The superfluous, a very necessary thing. --voltaire

Monday, January 22, 2007

 

There Is No Room for Error

"Dr. Bailey, this is a patient like any other patient, there is no room for error, which means there is no room for nerves, shake it off."

The Chief speaks these words to Dr. Bailey in a moment of self-doubt. A life hangs in the balance and she is hesitant and unsure. Her voice wavers as she nervously implores her mentor to relieve her of the burden of responsibility, "You want to handle this Chief?"

He does not take the burden from her, "I'll be standing by to help but this is all yours." Faltering, Dr. Bailey mumbles orders, "Grey, let me have an 8-0 ET..." She is interrupted by the calm but firm voice of her attending, "Dr. Bailey, this is a patient like any other patient..."

The Chief looks her straight in the eye. This is a brief, focused moment in the midst of a crisis. An intimate moment when mentor wisdom is passed on, the essential stuff not found in textbooks. "Dr. Bailey, there is no room for error, which means there is no room for nerves, shake it off."

There is no incrimination or blame, no reasons or explanation. Just a calm, clear statement of the situation and what is expected. A moment passes as Dr. Bailey considers what the Chief has just said. Then, decision made, she steals her resolve, loosens up her neck and declares in a clear strong voice, "All right, let's do this!" and proceeds to accomplish a difficult intubation procedure.

I appreciate the show "Grey's Anatomy" because it has these moments when it captures pieces of medical practice with a touch of authenticity. I have written on the expectation of perfection before; this scene in the show, I think, dramatizes it poignantly.

There is an essence here, in my mind, about what it is at the heart of the matter that makes one a doctor, about what it means to be a doctor. Doctors are those who do what Bailey did; they step up. When a life hangs in the balance, someone has to step up; someone has to do the job. When she was unsure of herself, Bailey appealed to the Chief, and as the doctor, he could have, and would have, stepped up. However, she was the doctor too. The Chief wanted her to learn that she needed to step up too. So, he pushed her. And she did it. She acted as, and performed as, the doctor. She stepped up and did what needed to be done.

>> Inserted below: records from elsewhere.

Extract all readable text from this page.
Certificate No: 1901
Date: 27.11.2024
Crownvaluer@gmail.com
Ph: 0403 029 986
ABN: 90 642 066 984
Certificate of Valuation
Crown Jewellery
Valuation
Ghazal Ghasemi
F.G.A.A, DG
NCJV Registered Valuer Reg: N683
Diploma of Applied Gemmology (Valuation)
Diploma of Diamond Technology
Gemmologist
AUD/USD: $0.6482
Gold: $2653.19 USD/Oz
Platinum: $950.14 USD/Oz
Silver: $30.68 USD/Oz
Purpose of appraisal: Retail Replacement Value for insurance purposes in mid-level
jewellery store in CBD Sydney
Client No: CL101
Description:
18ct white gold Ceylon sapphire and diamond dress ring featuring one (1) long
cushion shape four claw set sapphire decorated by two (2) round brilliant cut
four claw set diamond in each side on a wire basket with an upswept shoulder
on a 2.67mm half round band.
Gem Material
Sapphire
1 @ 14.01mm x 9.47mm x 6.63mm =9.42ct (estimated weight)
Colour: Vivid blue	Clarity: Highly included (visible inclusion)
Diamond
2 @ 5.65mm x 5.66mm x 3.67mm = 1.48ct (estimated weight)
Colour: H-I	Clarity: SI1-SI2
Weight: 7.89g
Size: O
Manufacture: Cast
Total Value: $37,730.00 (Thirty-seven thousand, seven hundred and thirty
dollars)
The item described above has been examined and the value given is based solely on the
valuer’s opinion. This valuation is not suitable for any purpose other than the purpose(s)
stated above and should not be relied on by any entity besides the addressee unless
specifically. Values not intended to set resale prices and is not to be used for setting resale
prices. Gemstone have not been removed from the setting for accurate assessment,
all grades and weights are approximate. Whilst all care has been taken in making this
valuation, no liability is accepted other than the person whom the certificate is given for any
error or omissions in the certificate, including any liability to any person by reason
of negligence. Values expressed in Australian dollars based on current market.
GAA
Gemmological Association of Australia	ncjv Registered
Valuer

The problem is that the one who takes on the responsibility to step up when it is necessary, to do the job when it needs doing, to be the doctor, that person is just that, a person, human. As a human, that person is fallible, a human prone to error. A human prone to error taking on a job where, as the Chief said, "there is no room for error."

So, that is what being a doctor is. The requirements are clear. They were clear to the Chief; they were clear to Dr. Bailey. There is no room for error, but someone has to step up and do it anyway. The physicians among us say, "I will take on the burden of needing to be perfect in order to do the job that needs to be done." The buck always stops with the doctor.

After it was over, Dr. Bailey looked exhausted, perhaps as much emotionally as physically. The Chief asked her, "Dr. Bailey, are you all right?" She replied that she just needed a minute.

I wonder though, if the Chief's question might not still be a very good question to ask. Because, I posit, it has not been answered very well. With what we ask our doctors to bear, the inhumanity of it, are our doctors all right?